Senita Athletics reduced their non-revenue generating support costs by 78% – see howThe bottom line:
Save yourself time and money (not to mention, headaches 🤕) by planning out your customers’ post-purchase experience just as meticulously as you planned out their pre-purchase experience. Provide your customers with resources so they can track their packages effortlessly, equip them with tools to navigate the returns journey and make filing claims a breeze.
4. Delivery failures
What about when delivery doesn’t go according to plan?
Between 1 and 5% of packages never arrive at their destination. That may seem like a negligible figure until you calculate 3% of the nearly 100 billion (billion with a B) packages that were shipped last year. That’s ~3 billion packages that simply never show up! Furthermore that number doesn’t account for stolen or damaged packages, so we might as well add a few hundred million more delivery failures to the calculation.
Do you know the worst part about delivery failures? They’re almost entirely out of your control. You did your part to carefully prepare, package and label the item before handing it over to the carrier, and now all you can do is cross your fingers that the item arrives safely. 🤞
Direct costs of delivery failures:
- Time spent on support calls
- Cost of giving away a second item
- Cost of paying shipping out of pocket
- Lost customer lifetime value if 1, 2 and 3 aren’t executed well
Tally up the support calls, the cost of the second item, and paying shipping out of pocket to remedy a tense customer relationship… pretty soon you’re completely upside down on that sale, and that’s before factoring in the cost of churned customers.

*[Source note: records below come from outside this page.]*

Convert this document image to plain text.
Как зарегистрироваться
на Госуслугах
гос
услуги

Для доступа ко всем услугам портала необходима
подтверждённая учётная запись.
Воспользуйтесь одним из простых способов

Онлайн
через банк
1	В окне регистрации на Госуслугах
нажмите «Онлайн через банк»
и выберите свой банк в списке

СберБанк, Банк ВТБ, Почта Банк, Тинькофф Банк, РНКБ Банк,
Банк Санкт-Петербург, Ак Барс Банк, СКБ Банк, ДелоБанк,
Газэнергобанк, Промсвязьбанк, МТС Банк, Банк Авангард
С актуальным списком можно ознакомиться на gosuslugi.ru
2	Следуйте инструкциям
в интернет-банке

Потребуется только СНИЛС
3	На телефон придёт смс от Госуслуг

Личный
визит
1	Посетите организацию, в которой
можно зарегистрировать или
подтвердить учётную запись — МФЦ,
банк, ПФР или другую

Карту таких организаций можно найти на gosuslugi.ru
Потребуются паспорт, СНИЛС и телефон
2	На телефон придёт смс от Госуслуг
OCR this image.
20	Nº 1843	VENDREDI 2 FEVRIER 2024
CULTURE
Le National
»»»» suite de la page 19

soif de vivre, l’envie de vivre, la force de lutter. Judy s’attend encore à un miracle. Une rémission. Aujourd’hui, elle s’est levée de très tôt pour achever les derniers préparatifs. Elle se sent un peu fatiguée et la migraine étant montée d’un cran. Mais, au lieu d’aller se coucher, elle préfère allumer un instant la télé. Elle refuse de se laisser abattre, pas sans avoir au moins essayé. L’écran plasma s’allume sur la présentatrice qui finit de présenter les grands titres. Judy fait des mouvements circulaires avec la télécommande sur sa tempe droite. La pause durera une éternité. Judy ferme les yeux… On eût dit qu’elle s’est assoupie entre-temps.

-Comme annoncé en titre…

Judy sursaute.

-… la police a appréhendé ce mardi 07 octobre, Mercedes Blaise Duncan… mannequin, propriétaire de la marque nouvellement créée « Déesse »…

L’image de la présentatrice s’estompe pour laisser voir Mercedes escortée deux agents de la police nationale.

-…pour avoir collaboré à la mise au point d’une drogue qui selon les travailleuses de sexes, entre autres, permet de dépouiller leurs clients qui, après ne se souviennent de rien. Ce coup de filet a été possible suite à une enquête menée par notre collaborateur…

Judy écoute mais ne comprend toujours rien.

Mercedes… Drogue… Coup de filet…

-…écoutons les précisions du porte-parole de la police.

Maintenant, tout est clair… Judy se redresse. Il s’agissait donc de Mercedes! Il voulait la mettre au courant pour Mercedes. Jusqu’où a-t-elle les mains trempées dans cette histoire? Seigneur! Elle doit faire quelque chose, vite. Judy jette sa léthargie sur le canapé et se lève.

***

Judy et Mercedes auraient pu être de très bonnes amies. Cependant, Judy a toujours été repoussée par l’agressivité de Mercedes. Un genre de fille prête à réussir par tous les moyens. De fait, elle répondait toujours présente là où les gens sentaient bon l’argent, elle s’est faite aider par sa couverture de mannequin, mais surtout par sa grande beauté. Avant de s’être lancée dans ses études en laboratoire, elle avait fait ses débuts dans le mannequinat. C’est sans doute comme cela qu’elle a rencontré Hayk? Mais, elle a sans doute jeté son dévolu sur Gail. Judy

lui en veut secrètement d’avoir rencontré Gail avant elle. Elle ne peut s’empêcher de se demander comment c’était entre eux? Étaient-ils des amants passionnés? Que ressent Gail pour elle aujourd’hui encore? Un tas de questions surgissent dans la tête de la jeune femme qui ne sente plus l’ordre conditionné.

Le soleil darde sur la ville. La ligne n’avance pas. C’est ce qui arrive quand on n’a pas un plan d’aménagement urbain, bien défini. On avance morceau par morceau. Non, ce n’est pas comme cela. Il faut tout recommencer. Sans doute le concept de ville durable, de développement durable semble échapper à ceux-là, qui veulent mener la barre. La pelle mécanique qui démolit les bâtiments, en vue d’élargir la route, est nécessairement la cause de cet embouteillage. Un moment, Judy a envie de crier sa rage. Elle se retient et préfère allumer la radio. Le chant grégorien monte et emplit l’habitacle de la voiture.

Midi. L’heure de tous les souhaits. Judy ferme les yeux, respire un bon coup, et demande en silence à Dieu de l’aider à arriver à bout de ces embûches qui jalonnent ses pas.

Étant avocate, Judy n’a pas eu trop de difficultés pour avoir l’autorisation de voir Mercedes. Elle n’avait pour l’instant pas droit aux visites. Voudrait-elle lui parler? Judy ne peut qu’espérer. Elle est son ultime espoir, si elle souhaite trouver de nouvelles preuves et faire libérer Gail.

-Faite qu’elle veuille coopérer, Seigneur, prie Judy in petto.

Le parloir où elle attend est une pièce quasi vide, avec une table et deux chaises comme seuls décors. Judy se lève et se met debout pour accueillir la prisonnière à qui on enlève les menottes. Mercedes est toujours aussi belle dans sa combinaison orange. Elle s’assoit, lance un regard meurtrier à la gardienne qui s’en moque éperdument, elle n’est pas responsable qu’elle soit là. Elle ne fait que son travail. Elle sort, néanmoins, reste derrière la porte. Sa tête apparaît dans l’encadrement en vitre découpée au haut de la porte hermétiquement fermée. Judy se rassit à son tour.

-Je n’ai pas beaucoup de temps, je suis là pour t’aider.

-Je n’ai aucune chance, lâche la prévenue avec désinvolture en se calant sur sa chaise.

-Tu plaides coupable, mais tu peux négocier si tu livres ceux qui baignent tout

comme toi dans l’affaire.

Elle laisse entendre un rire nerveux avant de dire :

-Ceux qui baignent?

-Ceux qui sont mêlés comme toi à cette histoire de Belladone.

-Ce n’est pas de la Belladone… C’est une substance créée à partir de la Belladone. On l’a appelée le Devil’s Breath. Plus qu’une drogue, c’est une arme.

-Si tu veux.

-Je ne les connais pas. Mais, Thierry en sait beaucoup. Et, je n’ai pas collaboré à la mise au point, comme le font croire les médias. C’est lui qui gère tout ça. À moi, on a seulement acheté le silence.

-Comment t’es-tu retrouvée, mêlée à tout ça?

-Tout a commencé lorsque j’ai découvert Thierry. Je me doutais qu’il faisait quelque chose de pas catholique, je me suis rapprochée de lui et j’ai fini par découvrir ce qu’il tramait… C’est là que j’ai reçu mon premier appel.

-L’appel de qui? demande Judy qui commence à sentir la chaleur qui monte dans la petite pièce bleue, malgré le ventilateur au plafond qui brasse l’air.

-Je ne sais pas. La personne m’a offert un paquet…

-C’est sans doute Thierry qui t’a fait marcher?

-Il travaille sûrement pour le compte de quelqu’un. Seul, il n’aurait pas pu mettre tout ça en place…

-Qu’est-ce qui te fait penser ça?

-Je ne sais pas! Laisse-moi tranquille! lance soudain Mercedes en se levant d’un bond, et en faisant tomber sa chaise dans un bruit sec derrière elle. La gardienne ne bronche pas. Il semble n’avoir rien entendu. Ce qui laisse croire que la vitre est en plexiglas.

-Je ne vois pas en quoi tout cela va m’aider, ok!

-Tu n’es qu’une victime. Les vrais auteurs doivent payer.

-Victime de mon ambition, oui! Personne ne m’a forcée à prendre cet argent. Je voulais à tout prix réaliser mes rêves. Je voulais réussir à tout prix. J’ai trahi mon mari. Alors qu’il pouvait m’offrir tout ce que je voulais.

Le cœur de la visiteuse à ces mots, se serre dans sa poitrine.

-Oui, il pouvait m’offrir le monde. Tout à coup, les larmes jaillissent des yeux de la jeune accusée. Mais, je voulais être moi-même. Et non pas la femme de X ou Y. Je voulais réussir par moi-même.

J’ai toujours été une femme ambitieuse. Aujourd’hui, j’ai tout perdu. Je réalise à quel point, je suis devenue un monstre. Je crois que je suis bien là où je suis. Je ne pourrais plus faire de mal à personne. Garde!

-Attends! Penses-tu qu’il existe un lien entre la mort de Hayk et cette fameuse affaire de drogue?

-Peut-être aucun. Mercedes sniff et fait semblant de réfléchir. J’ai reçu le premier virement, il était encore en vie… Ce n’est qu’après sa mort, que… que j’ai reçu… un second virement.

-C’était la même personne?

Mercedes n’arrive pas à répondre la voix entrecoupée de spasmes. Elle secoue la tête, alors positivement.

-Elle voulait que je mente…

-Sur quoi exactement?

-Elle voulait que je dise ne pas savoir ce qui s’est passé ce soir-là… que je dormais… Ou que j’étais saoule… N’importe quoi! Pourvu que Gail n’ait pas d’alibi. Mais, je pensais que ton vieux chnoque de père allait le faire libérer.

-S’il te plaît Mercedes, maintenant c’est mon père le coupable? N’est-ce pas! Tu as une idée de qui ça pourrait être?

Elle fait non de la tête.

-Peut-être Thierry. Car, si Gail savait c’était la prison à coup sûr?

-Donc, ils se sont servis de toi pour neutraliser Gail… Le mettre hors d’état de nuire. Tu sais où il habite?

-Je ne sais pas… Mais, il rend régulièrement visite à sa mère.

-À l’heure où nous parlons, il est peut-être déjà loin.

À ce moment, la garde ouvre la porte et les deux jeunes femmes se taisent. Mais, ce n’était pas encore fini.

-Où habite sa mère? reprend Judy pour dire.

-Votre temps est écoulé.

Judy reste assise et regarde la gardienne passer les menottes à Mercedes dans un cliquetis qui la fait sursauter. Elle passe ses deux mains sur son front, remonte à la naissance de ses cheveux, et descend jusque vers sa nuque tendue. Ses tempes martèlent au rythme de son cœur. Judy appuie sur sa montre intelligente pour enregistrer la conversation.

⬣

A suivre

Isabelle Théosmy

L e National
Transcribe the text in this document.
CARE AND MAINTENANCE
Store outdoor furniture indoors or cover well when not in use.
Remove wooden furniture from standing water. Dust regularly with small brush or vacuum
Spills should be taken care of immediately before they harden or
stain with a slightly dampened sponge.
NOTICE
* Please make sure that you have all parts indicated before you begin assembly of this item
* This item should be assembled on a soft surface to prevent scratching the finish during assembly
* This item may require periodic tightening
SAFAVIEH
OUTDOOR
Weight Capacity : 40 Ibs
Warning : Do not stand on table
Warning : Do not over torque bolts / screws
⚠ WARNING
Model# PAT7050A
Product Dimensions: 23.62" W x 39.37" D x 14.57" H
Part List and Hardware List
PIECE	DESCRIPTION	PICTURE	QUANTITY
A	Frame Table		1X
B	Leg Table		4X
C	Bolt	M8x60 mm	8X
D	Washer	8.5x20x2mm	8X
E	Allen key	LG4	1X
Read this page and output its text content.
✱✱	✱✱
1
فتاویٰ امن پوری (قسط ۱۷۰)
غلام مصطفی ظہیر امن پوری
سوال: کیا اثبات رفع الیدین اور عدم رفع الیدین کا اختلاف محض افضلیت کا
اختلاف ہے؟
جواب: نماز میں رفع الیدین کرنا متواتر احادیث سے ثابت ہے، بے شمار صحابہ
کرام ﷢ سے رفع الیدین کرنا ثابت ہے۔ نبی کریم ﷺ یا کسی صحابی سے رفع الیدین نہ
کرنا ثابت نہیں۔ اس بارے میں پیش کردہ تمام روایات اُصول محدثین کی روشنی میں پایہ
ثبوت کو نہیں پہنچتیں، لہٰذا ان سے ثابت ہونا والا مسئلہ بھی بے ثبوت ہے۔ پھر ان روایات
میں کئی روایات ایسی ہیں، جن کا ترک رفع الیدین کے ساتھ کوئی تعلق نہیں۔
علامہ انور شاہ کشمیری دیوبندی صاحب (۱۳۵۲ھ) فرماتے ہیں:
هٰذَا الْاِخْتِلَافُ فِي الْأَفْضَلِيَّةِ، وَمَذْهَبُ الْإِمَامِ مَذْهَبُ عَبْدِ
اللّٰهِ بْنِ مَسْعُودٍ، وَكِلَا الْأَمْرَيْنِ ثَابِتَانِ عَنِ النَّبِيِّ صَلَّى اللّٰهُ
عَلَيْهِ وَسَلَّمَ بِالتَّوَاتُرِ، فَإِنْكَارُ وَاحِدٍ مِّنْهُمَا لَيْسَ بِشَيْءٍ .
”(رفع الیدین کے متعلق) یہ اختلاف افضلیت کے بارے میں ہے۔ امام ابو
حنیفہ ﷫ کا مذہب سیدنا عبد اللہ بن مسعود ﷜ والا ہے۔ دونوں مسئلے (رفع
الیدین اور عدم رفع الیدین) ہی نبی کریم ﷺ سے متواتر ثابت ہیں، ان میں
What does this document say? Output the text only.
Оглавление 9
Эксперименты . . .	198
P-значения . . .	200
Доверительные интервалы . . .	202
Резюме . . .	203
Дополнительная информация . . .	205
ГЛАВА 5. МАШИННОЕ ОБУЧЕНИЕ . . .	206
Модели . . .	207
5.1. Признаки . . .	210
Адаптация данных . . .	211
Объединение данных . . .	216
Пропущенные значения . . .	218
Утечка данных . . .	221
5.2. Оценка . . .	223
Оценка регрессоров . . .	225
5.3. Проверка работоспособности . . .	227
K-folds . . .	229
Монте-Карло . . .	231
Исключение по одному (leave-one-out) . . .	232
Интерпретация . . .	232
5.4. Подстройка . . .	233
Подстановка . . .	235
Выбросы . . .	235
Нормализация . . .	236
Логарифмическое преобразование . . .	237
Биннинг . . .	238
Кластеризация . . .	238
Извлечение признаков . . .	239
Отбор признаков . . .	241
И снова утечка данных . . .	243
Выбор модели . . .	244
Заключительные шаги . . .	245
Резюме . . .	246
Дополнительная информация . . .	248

The fact is that 94% of customers blame the retailer if a delivery goes bad, and 84% of customers won’t return to that retailer after a bad delivery experience. With so much at stake, you can’t afford to leave shipping and delivery to chance.
So what can you do? Save your margins by mitigating risk.
Solutions like Route give customers the option to protect their shipments through delivery, visually track them in real time, and automatically request Route to issue replacements or refunds when bad luck falls their way. All at no cost to the merchant.
The bottom line:
At the end of the day, if the customer doesn’t receive what they bought, nothing else matters to them. The post-purchase experience will make or break the sales you worked so hard to make.